Our Annual Survey of House Prices
Over the past year, talk of a real-estate bubble has confounded house-rich homeowners across the country. Locally, Chicago’s annual look at the area’s housing market (see below for links to our housing charts) reveals a region where prices continue to rise steadily. But still the questions hang there: Is there a bubble, and if so, will it burst-and when? Is all the extra value that hous-es and condos have built up since the late 1990s going to drain right back out of them?
Worried homeowners in the city and suburbs can take comfort in these four words: you live in Chicago. Buoyant as it has been so far this decade, the area housing market has yet to overturn one long-held truth of Chicago real estate: here in the middle of the country, people don’t go to the extremes they do on the Atlantic and Pacific coasts.
True, prices in and around Chicago have risen to a seemingly ridiculous point compared with what buyers were paying even a mere five years ago. On the magazine’s current chart, for instance, there are nine city neighborhoods or suburbs where homes sold for an average of over $1 million; in 2000, there were only two. Or consider another statistic: in 2002, there were, for the first time, more than 1,000 homes here that sold for $1 million or more; three years later, the number of sales at that level has already doubled (see Deal Estate).
In comparison with places like Florida, California, and Nevada, though, the Chicago market is a sluggard. In June, the Office of Federal Housing Enterprise Oversight reported that prices in Bakersfield, California, rose by 33.7 percent from the first quarter of 2004 through the first quarter of 2005, the survey’s top increase. The national average, among 265 areas measured, was 12.5 percent; Chicago ranked 103rd, with a one-year price increase of 10.57 percent. For once it may pay to be below average. As Diane Swonk, chief economist at Mesirow Financial, puts it: “We participated in the party, but not so much that we’ll have much of a hangover in the morning.”

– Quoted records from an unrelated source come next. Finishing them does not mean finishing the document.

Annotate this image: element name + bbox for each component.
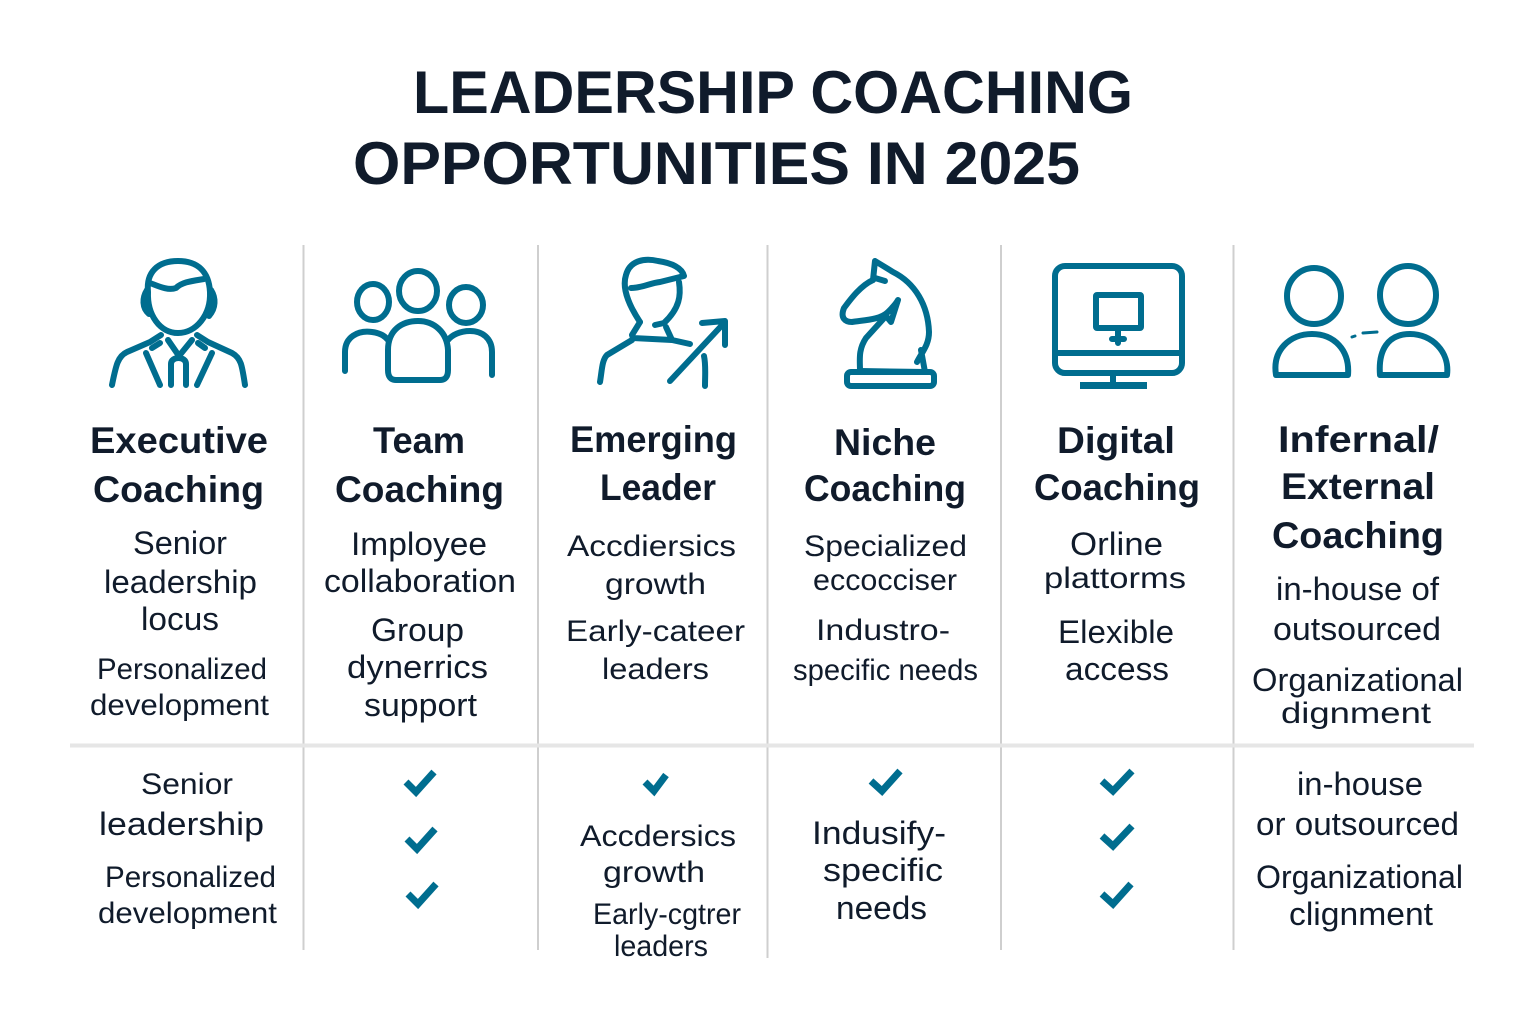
text: emerging lower row: Early-cgtrer	[593, 898, 741, 931]
text: internal external description: Organizational	[1252, 662, 1463, 698]
text: internal external description: dignment	[1281, 697, 1432, 730]
panel: internal and external coaching	[1252, 266, 1463, 932]
text: niche description: specific needs	[793, 654, 978, 687]
text: emerging description: leaders	[602, 653, 709, 686]
text: internal external lower row: or outsourced	[1256, 806, 1459, 842]
text: emerging description: Early-cateer	[566, 615, 745, 648]
text: niche description	[793, 530, 978, 687]
text: niche lower row	[812, 815, 946, 926]
icon: computer monitor	[1055, 266, 1182, 385]
icon: three check marks	[1102, 771, 1132, 904]
text: internal external lower row: in-house	[1297, 766, 1423, 802]
text: emerging description	[566, 530, 745, 686]
icon: executive in suit	[112, 261, 245, 385]
panel: executive coaching	[90, 261, 278, 930]
text: team description: collaboration	[324, 563, 516, 599]
heading: internal external coaching: External	[1281, 466, 1435, 507]
heading: emerging leader: Leader	[600, 467, 716, 508]
text: executive lower row: Personalized	[105, 861, 276, 894]
icon: connecting dash	[1352, 332, 1377, 337]
text: emerging lower row: Accdersics	[580, 820, 736, 853]
text: digital description: access	[1065, 651, 1169, 687]
icon: chess knight	[843, 261, 934, 386]
text: team description: Imployee	[351, 526, 487, 562]
text: emerging lower row: leaders	[614, 930, 708, 963]
title: OPPORTUNITIES IN 2025	[353, 130, 1080, 197]
text: internal external description: in-house of	[1276, 571, 1439, 607]
icon: check mark	[871, 771, 900, 791]
text: digital description: Orline	[1070, 526, 1163, 562]
text: niche lower row: needs	[836, 890, 927, 926]
text: executive description: development	[90, 689, 270, 722]
text: team description	[324, 526, 516, 723]
text: executive description: leadership	[104, 564, 257, 600]
panel: emerging leader	[566, 260, 745, 963]
panel: niche coaching	[793, 261, 978, 926]
text: emerging lower row: growth	[603, 856, 705, 889]
heading: internal external coaching	[1272, 419, 1444, 556]
text: digital description	[1044, 526, 1186, 687]
heading: executive coaching: Coaching	[93, 469, 264, 510]
text: executive description: locus	[141, 601, 219, 637]
heading: digital coaching: Digital	[1057, 420, 1175, 461]
text: niche description: Industro-	[816, 614, 950, 647]
text: executive lower row: Senior	[141, 768, 233, 801]
text: niche lower row: Indusify-	[812, 815, 946, 851]
text: emerging description: Accdiersics	[567, 530, 736, 563]
icon: check mark	[645, 775, 666, 791]
heading: executive coaching	[90, 420, 268, 510]
text: internal external lower row: Organizational	[1256, 859, 1463, 895]
panel: team coaching	[324, 271, 516, 904]
text: executive description: Senior	[133, 525, 227, 561]
title	[353, 59, 1133, 197]
text: niche lower row: specific	[823, 852, 943, 888]
text: team description: dynerrics	[347, 649, 488, 685]
heading: executive coaching: Executive	[90, 420, 268, 461]
text: digital description: plattorms	[1044, 562, 1186, 595]
text: executive description: Personalized	[97, 653, 267, 686]
heading: niche coaching: Coaching	[804, 468, 966, 509]
icon: monitor stand base	[1080, 382, 1147, 389]
text: team description: Group	[371, 612, 464, 648]
heading: niche coaching	[804, 422, 966, 509]
icon: three check marks	[406, 772, 436, 904]
heading: digital coaching	[1034, 420, 1200, 508]
heading: emerging leader: Emerging	[570, 419, 737, 460]
text: executive description	[90, 525, 270, 722]
heading: team coaching	[335, 420, 504, 510]
icon: team of three	[345, 271, 492, 380]
text: internal external description	[1252, 571, 1463, 730]
icon: two people	[1275, 266, 1447, 375]
heading: digital coaching: Coaching	[1034, 467, 1200, 508]
text: internal external lower row: clignment	[1289, 896, 1433, 932]
heading: niche coaching: Niche	[834, 422, 936, 463]
heading: internal external coaching: Coaching	[1272, 515, 1444, 556]
text: executive lower row: development	[98, 897, 278, 930]
text: internal external description: outsourced	[1273, 611, 1441, 647]
heading: internal external coaching: Infernal/	[1278, 419, 1439, 460]
heading: team coaching: Coaching	[335, 469, 504, 510]
title: LEADERSHIP COACHING	[413, 59, 1133, 126]
text: emerging lower row	[580, 820, 741, 963]
text: executive lower row	[98, 768, 278, 930]
text: executive lower row: leadership	[99, 806, 264, 842]
text: digital description: Elexible	[1058, 614, 1174, 650]
text: niche description: eccocciser	[813, 564, 957, 597]
text: internal external lower row	[1256, 766, 1463, 932]
text: team description: support	[364, 687, 477, 723]
text: niche description: Specialized	[804, 530, 967, 563]
icon: person with rising arrow	[600, 260, 725, 386]
panel: digital coaching	[1034, 266, 1200, 904]
heading: team coaching: Team	[373, 420, 465, 461]
text: emerging description: growth	[605, 568, 706, 601]
heading: emerging leader	[570, 419, 737, 508]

If rising interest rates combine with some shock to the economy to deflate house prices, say Swonk and others, Chicago-area homeowners should not take as big a hit as folks in those highflying regions. “We feel there will be no bubble in Illinois because we haven’t experienced a rapid appreciation like the East and West coasts,” says John Veneris, president of the Illinois Association of Realtors and a Downers Grove real-estate broker.
And it’s not just Midwestern conservatism holding Chicago back. Whacks to the city’s financial sector-such as the Bank One/JP Morgan merger and the wobbles at the insurance giant Aon-have kept Chicago “an economic laggard,” Swonk says. “We are recovering nicely, but not as well as other parts of the country. That’s a mixed bag, because it means Chicago is, as a result, less susceptible to a major downturn.”
If the nation’s real-estate market does start to droop, Chicago homeowners will most likely see a slowdown. Prices will rise less, or perhaps not at all, for a few years as the market gradually adjusts. Richard Rosen, an economist with the Federal Reserve Bank of Chicago, compares it to the spike in gas prices. “When prices go up, people grumble, but except at the margins, it doesn’t affect their driving much,” he says. “In the long run, they may buy a different kind of car, but they keep driving.”